When the entire amount of your whole pension funds isn't in excess of 18k, you may take it in the form of a cash lump sum rather than periodic payment. This is known as trivial commutation but you should be no less than 60 to accomplish this.
Key points
It is possible to choose when you ought to transfer your own money purchase pension investment into income, there's no need to stop working to do this. You can not typically transfer your personal pension savings to a pension revenue before you are fifty five. You are able to usually take up to 25% from your pension account in cash, as a tax-free one time payment as well as the balance is used to obtain an income, which is taxed.
Annuities
Your life annuity will pay source of income throughout the rest your lifetime. An improved annuity gives a level higher of income to take into account any medical concerns you could have. A fixed term annuity gives an income over a set amount of time whilst offering the choice to research your needs at the conclusion of this period.
For those who have more than one pension plans, you might have a greater revenue by integrating them, although you aren't required to make use of them all together.
Annuity rates take account of the fact of which some individuals live longer than others. Those who live longer than average are going to take more off their annuity than, for example, someone that passes away three or four years after retirement.
Phased retirement
This may be a useful financial planning tool, for instance if you want to slow down gradually on working and start to switch your earnings with pension income. It also gives further flexible assistance to your heirs if you pass on. The part of the fund you have not changed into annuities may pay a pension or even a single payment for your remaining dependants, depending on the terms of the pension plan. You don't need to buy an annuity with your pension pot at retirement, you might consider delaying buying an annuity until a later date or choose not to purchase an annuity in any way and draw an income straight from your pension fund as an alternative. In the event you hold off purchasing an annuity you could expect an increased annuity rate due to the fact you are older but this may be dangerous to assume that annuity premiums are going to be higher if you postpone acquiring your annuity.

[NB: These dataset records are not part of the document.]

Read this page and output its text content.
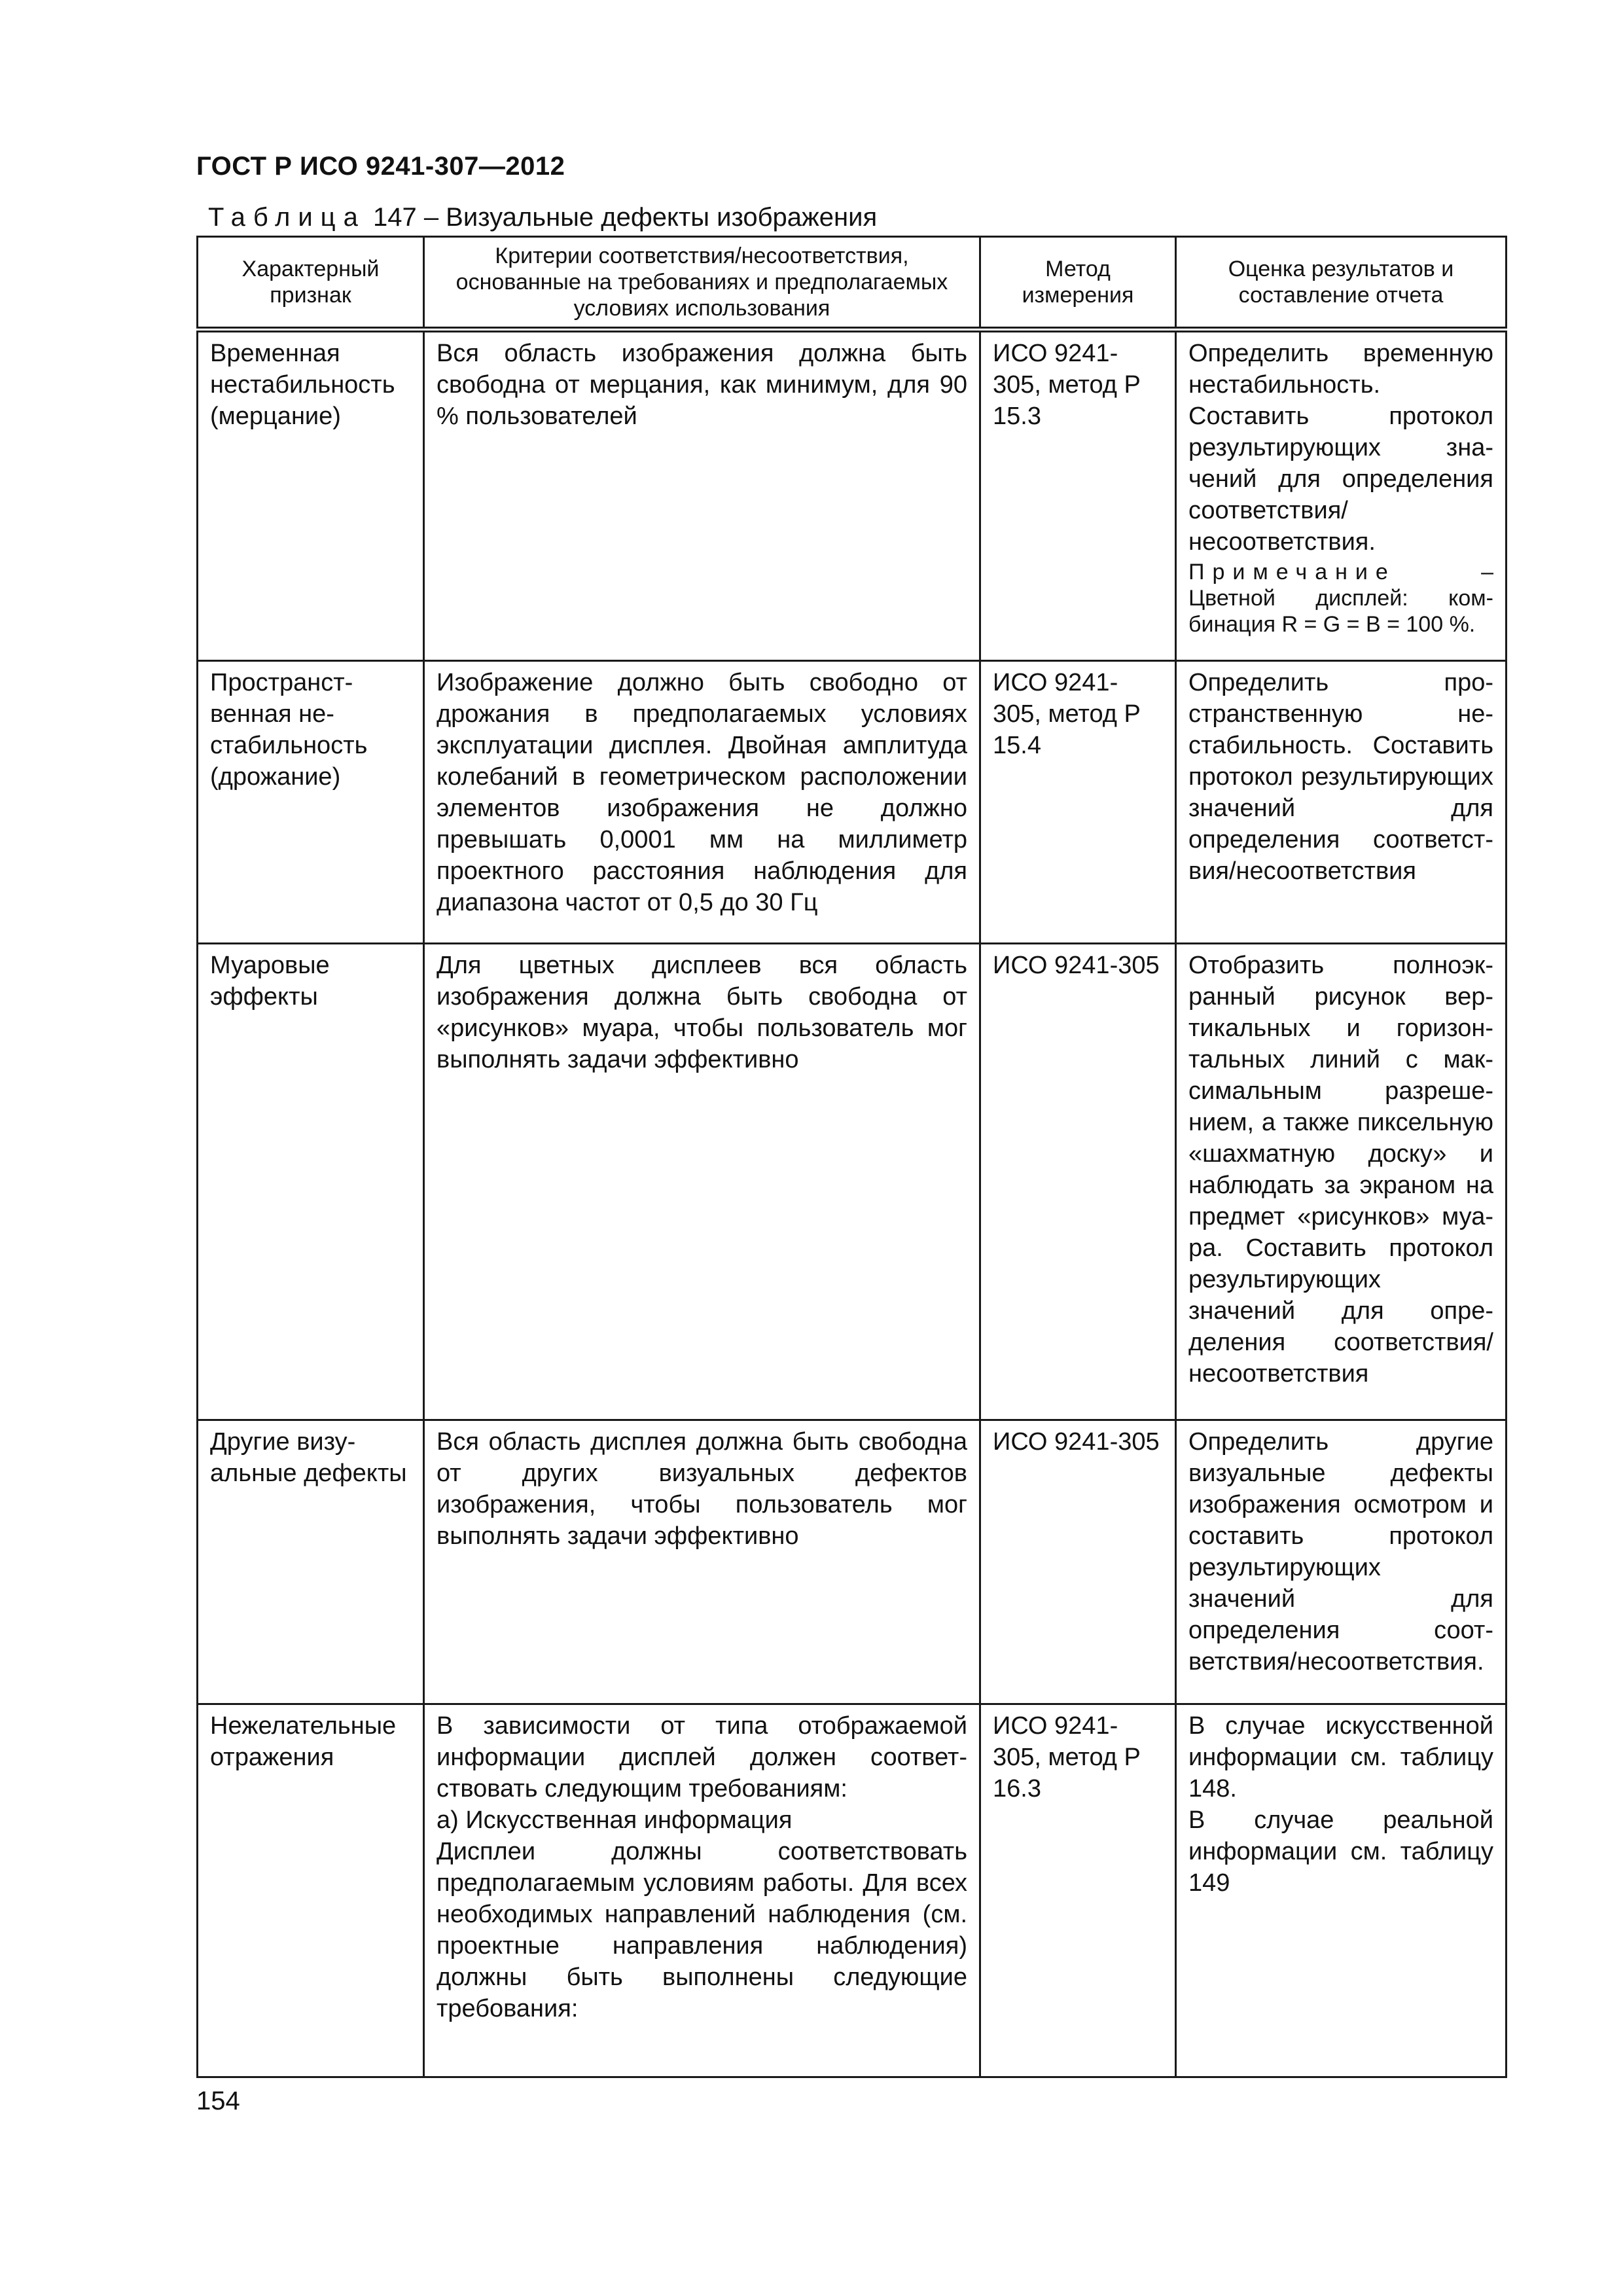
ГОСТ Р ИСО 9241-307—2012
Таблица 147 – Визуальные дефекты изображения
Характерный признак	Критерии соответствия/несоответствия, основанные на требованиях и предполагаемых условиях использования	Метод измерения	Оценка результатов и составление отчета
Временная нестабильность (мерцание)	Вся область изображения должна быть свободна от мерцания, как минимум, для 90 % пользователей	ИСО 9241-305, метод Р 15.3	Определить временную нестабильность. Составить протокол результирующих значений для определения соответствия/несоответствия.
Примечание – Цветной дисплей: комбинация R = G = B = 100 %.

Пространственная нестабильность (дрожание)	Изображение должно быть свободно от дрожания в предполагаемых условиях эксплуатации дисплея. Двойная амплитуда колебаний в геометрическом расположении элементов изображения не должно превышать 0,0001 мм на миллиметр проектного расстояния наблюдения для диапазона частот от 0,5 до 30 Гц	ИСО 9241-305, метод Р 15.4	Определить пространственную нестабильность. Составить протокол результирующих значений для определения соответствия/несоответствия
Муаровые эффекты	Для цветных дисплеев вся область изображения должна быть свободна от «рисунков» муара, чтобы пользователь мог выполнять задачи эффективно	ИСО 9241-305	Отобразить полноэкранный рисунок вертикальных и горизонтальных линий с максимальным разрешением, а также пиксельную «шахматную доску» и наблюдать за экраном на предмет «рисунков» муара. Составить протокол результирующих значений для определения соответствия/несоответствия
Другие визуальные дефекты	Вся область дисплея должна быть свободна от других визуальных дефектов изображения, чтобы пользователь мог выполнять задачи эффективно	ИСО 9241-305	Определить другие визуальные дефекты изображения осмотром и составить протокол результирующих значений для определения соответствия/несоответствия.
Нежелательные отражения	В зависимости от типа отображаемой информации дисплей должен соответствовать следующим требованиям:
а) Искусственная информация
Дисплеи должны соответствовать предполагаемым условиям работы. Для всех необходимых направлений наблюдения (см. проектные направления наблюдения) должны быть выполнены следующие требования:	ИСО 9241-305, метод Р 16.3	В случае искусственной информации см. таблицу 148.
В случае реальной информации см. таблицу 149
154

You can also postpone taking a state Pension, in return for obtaining a higher pension or even a taxed lump sum when you retire.
Income withdrawal
This allows you to draw earnings out of your pension fund while leaving it invested. There are two kinds: * Capped drawdown, when there are limits on the amount you can draw. * Flexible drawdown, when there are no limits enforced you can demonstrate you possess other income of a specific level called the Minimum Income Requirement. Income withdrawal is an alternative in which you start to attract revenue through just a part of your pension fund on one date, allowing the remainder of the fund intact.
Tips to help you check around for an annuity
Allowing for about six weeks to obtain estimates prior to when you want to obtain your annuity is a good idea, and with the many retirement possibilities open, it is important to make the most suitable decision, and you ought to think about seeking Independent financial advice from a qualified independent financial adviser (IFA).
About the Author:
If you require Independent Financial Advice on pension plans and retirement planning CPS Financial Solutions offer independent clear concise financial advice to assist you within your later years.